You can also create calculated fields – in this case, multiplying the unit price by quantity to get the final sale price.  Simply click Add Calculated Field, select from about 200 built-in mathematical and higher-level (such as geo_IP parsing) functions, and indicate your operant fields.

Be sure to place the result – the new, calculated field containing the result – within the corresponding data source field – in this case, final_price.  This preserves the context of the data, places the calculated result within the original array, and ensures that Upsolver calculates the correct results.  Upsolver flattens the data after the transformations and calculations to ensure you get the proper final price for each line item.

Click Save to preview the data once again.  Your new calculated field is added to the schema.

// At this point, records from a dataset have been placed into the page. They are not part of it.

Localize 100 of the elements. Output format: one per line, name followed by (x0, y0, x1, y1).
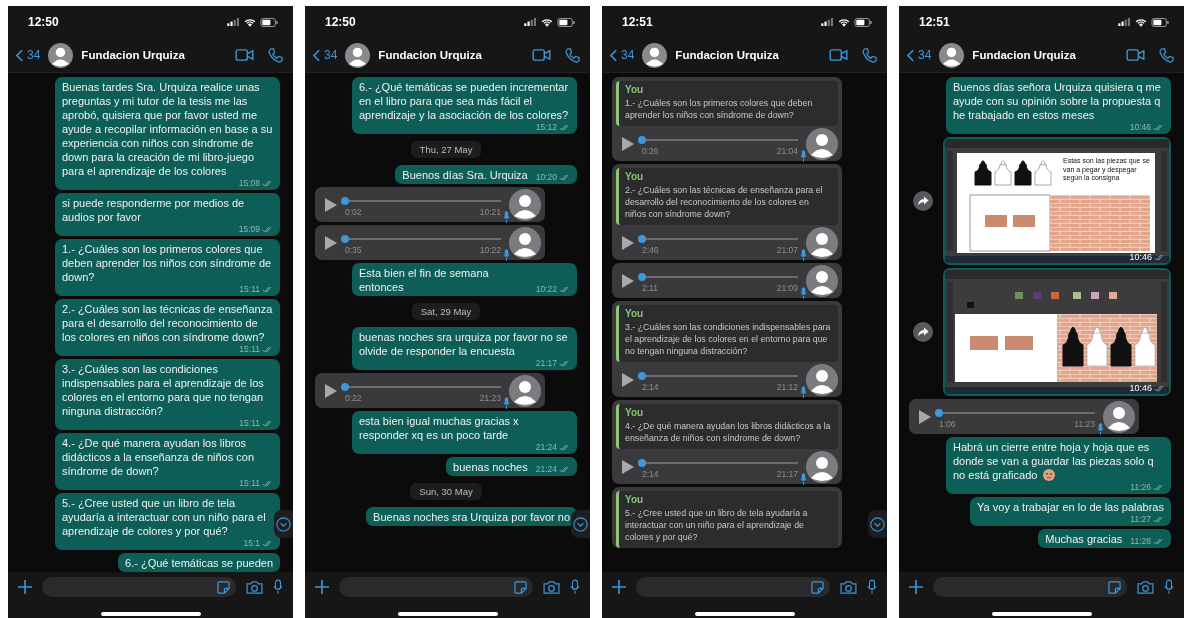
message-bubble[interactable]: si puede responderme por medios de audios por favor 15:09 (55, 193, 280, 236)
voice-message-bubble[interactable]: 0:22 21:23 (315, 373, 545, 408)
voice-message-bubble[interactable]: 0:35 10:22 (315, 225, 545, 260)
back-button[interactable]: 34 (313, 48, 338, 62)
back-button[interactable]: 34 (610, 48, 635, 62)
camera-icon[interactable] (246, 580, 263, 594)
video-call-icon[interactable] (532, 49, 551, 61)
camera-icon[interactable] (840, 580, 857, 594)
back-button[interactable]: 34 (16, 48, 41, 62)
quoted-message[interactable]: You 3.- ¿Cuáles son las condiciones indispensables para el aprendizaje de los colores en el entorno para que no tengan ninguna distracción? (616, 305, 838, 362)
voice-message-bubble[interactable]: 1:06 11:23 (909, 399, 1139, 434)
microphone-icon[interactable] (273, 579, 283, 595)
slider-thumb[interactable] (935, 408, 943, 417)
forward-icon[interactable] (913, 191, 933, 211)
contact-name[interactable]: Fundacion Urquiza (81, 49, 221, 61)
phone-icon[interactable] (565, 47, 580, 63)
plus-icon[interactable] (909, 580, 923, 594)
avatar-icon[interactable] (48, 42, 74, 68)
play-icon[interactable] (622, 136, 634, 151)
message-bubble[interactable]: 5.- ¿Cree usted que un libro de tela ayudaría a interactuar con un niño para el aprendizaje de colores y por qué? 15:1 (55, 493, 280, 550)
video-call-icon[interactable] (829, 49, 848, 61)
scroll-down-button[interactable] (571, 510, 590, 538)
message-text: Muchas gracias (1045, 533, 1123, 545)
voice-reply-bubble[interactable]: You 1.- ¿Cuáles son los primeros colores que deben aprender los niños con síndrome de down? 0:26 21:04 (612, 77, 842, 161)
slider-thumb[interactable] (341, 382, 349, 391)
voice-message-bubble[interactable]: 0:02 10:21 (315, 187, 545, 222)
play-icon[interactable] (622, 273, 634, 288)
slider-thumb[interactable] (638, 234, 646, 243)
sticker-icon[interactable] (514, 580, 527, 594)
avatar-icon[interactable] (939, 42, 965, 68)
message-bubble[interactable]: Buenos días señora Urquiza quisiera q me ayude con su opinión sobre la propuesta q he trabajado en estos meses 10:46 (946, 77, 1171, 134)
play-icon[interactable] (325, 197, 337, 212)
camera-icon[interactable] (1137, 580, 1154, 594)
slider-thumb[interactable] (638, 371, 646, 380)
video-call-icon[interactable] (235, 49, 254, 61)
message-bubble[interactable]: Buenos días Sra. Urquiza 10:20 (395, 165, 577, 184)
play-icon[interactable] (622, 459, 634, 474)
play-icon[interactable] (622, 372, 634, 387)
microphone-icon[interactable] (1164, 579, 1174, 595)
plus-icon[interactable] (315, 580, 329, 594)
video-call-icon[interactable] (1126, 49, 1145, 61)
microphone-icon[interactable] (867, 579, 877, 595)
slider-thumb[interactable] (638, 272, 646, 281)
quoted-message[interactable]: You 4.- ¿De qué manera ayudan los libros didácticos a la enseñanza de niños con síndrome de down? (616, 404, 838, 449)
microphone-icon[interactable] (570, 579, 580, 595)
camera-icon[interactable] (543, 580, 560, 594)
message-bubble[interactable]: 6.- ¿Qué temáticas se pueden (118, 553, 280, 572)
quote-text: 4.- ¿De qué manera ayudan los libros didácticos a la enseñanza de niños con síndrome de down? (625, 420, 832, 444)
message-input-field[interactable] (339, 577, 533, 597)
plus-icon[interactable] (18, 580, 32, 594)
message-bubble[interactable]: 3.- ¿Cuáles son las condiciones indispensables para el aprendizaje de los colores en el entorno para que no tengan ninguna distracción? 15:11 (55, 359, 280, 430)
message-bubble[interactable]: 6.- ¿Qué temáticas se pueden incrementar en el libro para que sea más fácil el aprendizaje y la asociación de los colores? 15:12 (352, 77, 577, 134)
message-bubble[interactable]: Muchas gracias 11:28 (1038, 529, 1171, 548)
message-bubble[interactable]: 1.- ¿Cuáles son los primeros colores que deben aprender los niños con síndrome de down? 15:11 (55, 239, 280, 296)
slider-thumb[interactable] (341, 234, 349, 243)
play-icon[interactable] (325, 383, 337, 398)
scroll-down-button[interactable] (274, 510, 293, 538)
message-time: 21:04 (776, 145, 798, 156)
voice-reply-bubble[interactable]: You 4.- ¿De qué manera ayudan los libros didácticos a la enseñanza de niños con síndrome de down? 2:14 21:17 (612, 400, 842, 484)
message-input-field[interactable] (933, 577, 1127, 597)
avatar-icon[interactable] (642, 42, 668, 68)
contact-name[interactable]: Fundacion Urquiza (675, 49, 815, 61)
scroll-down-button[interactable] (868, 510, 887, 538)
sticker-icon[interactable] (811, 580, 824, 594)
microphone-icon (800, 248, 807, 261)
play-icon[interactable] (325, 235, 337, 250)
voice-reply-bubble[interactable]: You 2.- ¿Cuáles son las técnicas de enseñanza para el desarrollo del reconocimiento de los colores en niños con síndrome down? 2:46 21:07 (612, 164, 842, 260)
slider-thumb[interactable] (638, 135, 646, 144)
sticker-icon[interactable] (217, 580, 230, 594)
sticker-icon[interactable] (1108, 580, 1121, 594)
phone-icon[interactable] (268, 47, 283, 63)
phone-icon[interactable] (862, 47, 877, 63)
message-bubble[interactable]: esta bien igual muchas gracias x responder xq es un poco tarde 21:24 (352, 411, 577, 454)
message-bubble[interactable]: 2.- ¿Cuáles son las técnicas de enseñanza para el desarrollo del reconocimiento de los colores en niños con síndrome down? 15:11 (55, 299, 280, 356)
back-button[interactable]: 34 (907, 48, 932, 62)
slider-thumb[interactable] (341, 196, 349, 205)
message-bubble[interactable]: Esta bien el fin de semana entonces 10:22 (352, 263, 577, 296)
quoted-message[interactable]: You 1.- ¿Cuáles son los primeros colores que deben aprender los niños con síndrome de down? (616, 81, 838, 126)
message-bubble[interactable]: Ya voy a trabajar en lo de las palabras 11:27 (970, 497, 1171, 526)
play-icon[interactable] (919, 409, 931, 424)
avatar-icon[interactable] (345, 42, 371, 68)
forward-icon[interactable] (913, 322, 933, 342)
voice-reply-bubble[interactable]: You 3.- ¿Cuáles son las condiciones indispensables para el aprendizaje de los colores en el entorno para que no tengan ninguna distracción? 2:14 21:12 (612, 301, 842, 397)
message-bubble[interactable]: Buenas noches sra Urquiza por favor no (366, 507, 577, 526)
voice-message-bubble[interactable]: 2:11 21:09 (612, 263, 842, 298)
contact-name[interactable]: Fundacion Urquiza (378, 49, 518, 61)
message-bubble[interactable]: buenas noches 21:24 (446, 457, 577, 476)
message-input-field[interactable] (636, 577, 830, 597)
slider-thumb[interactable] (638, 458, 646, 467)
message-bubble[interactable] (55, 77, 280, 190)
plus-icon[interactable] (612, 580, 626, 594)
contact-name[interactable]: Fundacion Urquiza (972, 49, 1112, 61)
message-bubble[interactable]: buenas noches sra urquiza por favor no se olvide de responder la encuesta 21:17 (352, 327, 577, 370)
quoted-message[interactable]: You 2.- ¿Cuáles son las técnicas de enseñanza para el desarrollo del reconocimiento de los colores en niños con síndrome down? (616, 168, 838, 225)
message-input-field[interactable] (42, 577, 236, 597)
play-icon[interactable] (622, 235, 634, 250)
message-bubble[interactable]: 4.- ¿De qué manera ayudan los libros didácticos a la enseñanza de niños con síndrome de down? 15:11 (55, 433, 280, 490)
message-bubble[interactable]: Habrá un cierre entre hoja y hoja que es donde se van a guardar las piezas solo q no está graficado 11:26 (946, 437, 1171, 494)
phone-icon[interactable] (1159, 47, 1174, 63)
image-message[interactable]: 10:46 (943, 268, 1171, 396)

Filtering a Flattened Array and Deploying it to Athena

When you preview the data at this point you might observe there is data missing.  The reasons for this are contextual; in this case, one of the aggregated fields is available only for orders placed in physical stores – not online – so the rows indicating Web sales display with null values.  To rectify, simply apply a WHERE filter to send only physical store data to Athena. 

Throughout this process we’ve focused on the Upsolver GUI, and you can apply the WHERE filter via the GUI as well.  But if you prefer working directly in SQL or just wish to review the SQL code, now or at any time you can toggle back and forth between the GUI and SQL.  These two views sync in real-time, so regardless of when you toggle you always have the most recent view.  

Apply the filter and click Preview again to filter out all of the null values.  (Note that when you create a WHERE filter in the SQL view, Upsolver displays an auto-complete box that lists all of the field values; click the value you want to complete the filter.)

Now it’s time to deploy your code.  Click Run, enter the parameters when prompted (the storage bucket, the Athena table name, and so on), and click Next.  Specify the date range for the data you wish to query.  Obviously, the wider the date range, the longer before the data is fully available.  For a streaming output, for the Ending At option click Never.  That instructs Upsolver to continually append new data to the table as the data arrives.  Latency typically is ~1 minute.

Click Deploy.  Upsolver automatically creates the Athena table.  Open Athena.  The table you just created displays.  Run the query and view your results.  This query is now available to any of your data practitioners, and it always contains the freshest data. 

What we’ve just illustrated is a very simple example.  But the process applies pretty much regardless of the complexity of your use case, or the number of arrays involved.  Upsolver automatically validates your algorithm.  If the default flattening could create a Cartesian Product, Upsolver displays a warning and gives you tools that enable you to specify relationships between array values.